\input{template}
\begin{document}
\lecturenotes{2}{September 18, 2017}{Mark Zhandry}
\section{Last Time}
Last time, we defined formally what an encryption scheme is. A (symmetric key or secret key) encryption scheme consists of two algorithms $(\enc,\dec)$. $\enc$ is a PPT algorithm that takes as input a key and a plaintext, and outputs a ciphertext. $\dec$ is deterministic polynomial time, takes as input a key and a ciphertext, and outputs a plaintext. For correctness, we require that when used with the same key, $\dec$ inverts $\enc$. More precisely, for all messages $m$,
\[\Pr[\dec(k,\enc(k,m))=m,k\stackrel{\$}{\gets}\{0,1\}^\lambda]=1\]
Here, the probability is taken over a random $k$, and any random coins chosen by $\enc$.
For security, let $A$ be an adversary. Let $\text{\sf IND-CPA-EXP}_b(A,\lambda)$ be the following experiment on $A$, parameterized by a bit $b$:
\begin{enumerate}
\item $A$ interacts with a challenger, denoted $Ch$.

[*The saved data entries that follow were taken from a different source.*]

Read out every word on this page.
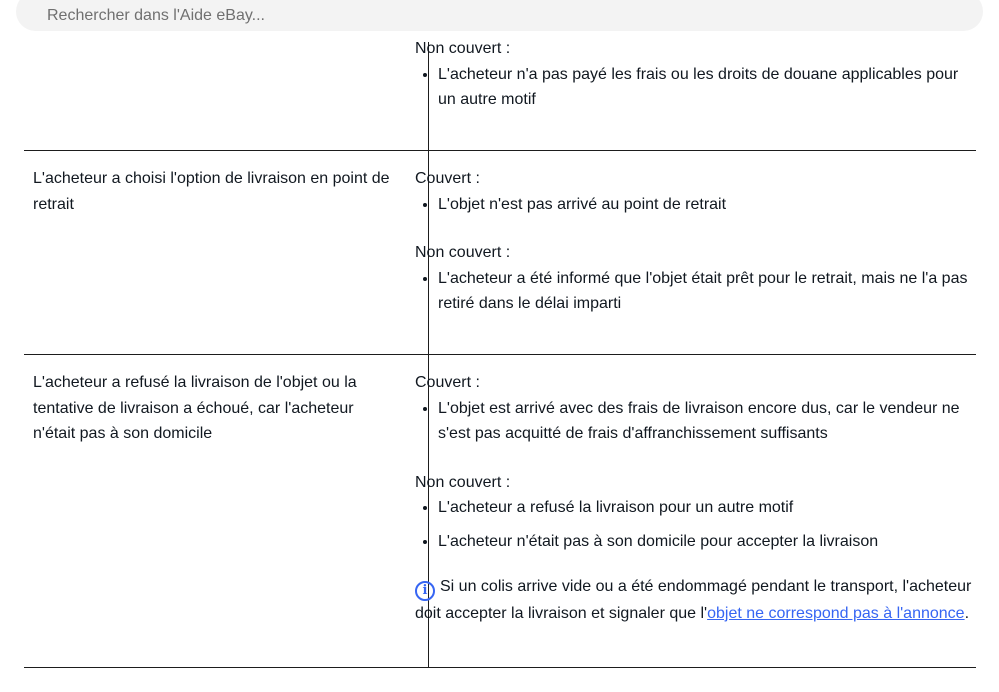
Rechercher dans l'Aide eBay...
Non couvert :
• L'acheteur n'a pas payé les frais ou les droits de douane applicables pour un autre motif
L'acheteur a choisi l'option de livraison en point de retrait
Couvert :
• L'objet n'est pas arrivé au point de retrait
Non couvert :
• L'acheteur a été informé que l'objet était prêt pour le retrait, mais ne l'a pas retiré dans le délai imparti
L'acheteur a refusé la livraison de l'objet ou la tentative de livraison a échoué, car l'acheteur n'était pas à son domicile
Couvert :
• L'objet est arrivé avec des frais de livraison encore dus, car le vendeur ne s'est pas acquitté de frais d'affranchissement suffisants
Non couvert :
• L'acheteur a refusé la livraison pour un autre motif
• L'acheteur n'était pas à son domicile pour accepter la livraison
i Si un colis arrive vide ou a été endommagé pendant le transport, l'acheteur doit accepter la livraison et signaler que l'objet ne correspond pas à l'annonce.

\item At first, $Ch$ chooses a random key $k\stackrel{\$}{\gets}\{0,1\}^\lambda$
\item Next, $A$ sends the challenger two messages $m_0,m_1$. $Ch$ selects and encrypts $m_b$: $c\gets\enc(k,m_b)$. Then $Ch$ sends $c$ back to $A$.
\item $A$ can repeat step 3 as many times as it wishes. We will charge $A$ one unit of time for every time it repeats step 3.
\item Finally, $A$ outputs a guess $b'$ for $b$. $b'$ is the output of $\text{\sf IND-CPA-EXP}_b(A,\lambda)$
\end{enumerate}
Here, ${\sf IND}$ refers to indistinguishability, meaning that the adversary is trying to distinguish between two experiments, $b=0$ and $b=1$. ${\sf CPA}$ stands for ``chosen plaintext attack''. This refers to the fact that the adversary is able to choose the plaintexts that get encrypted.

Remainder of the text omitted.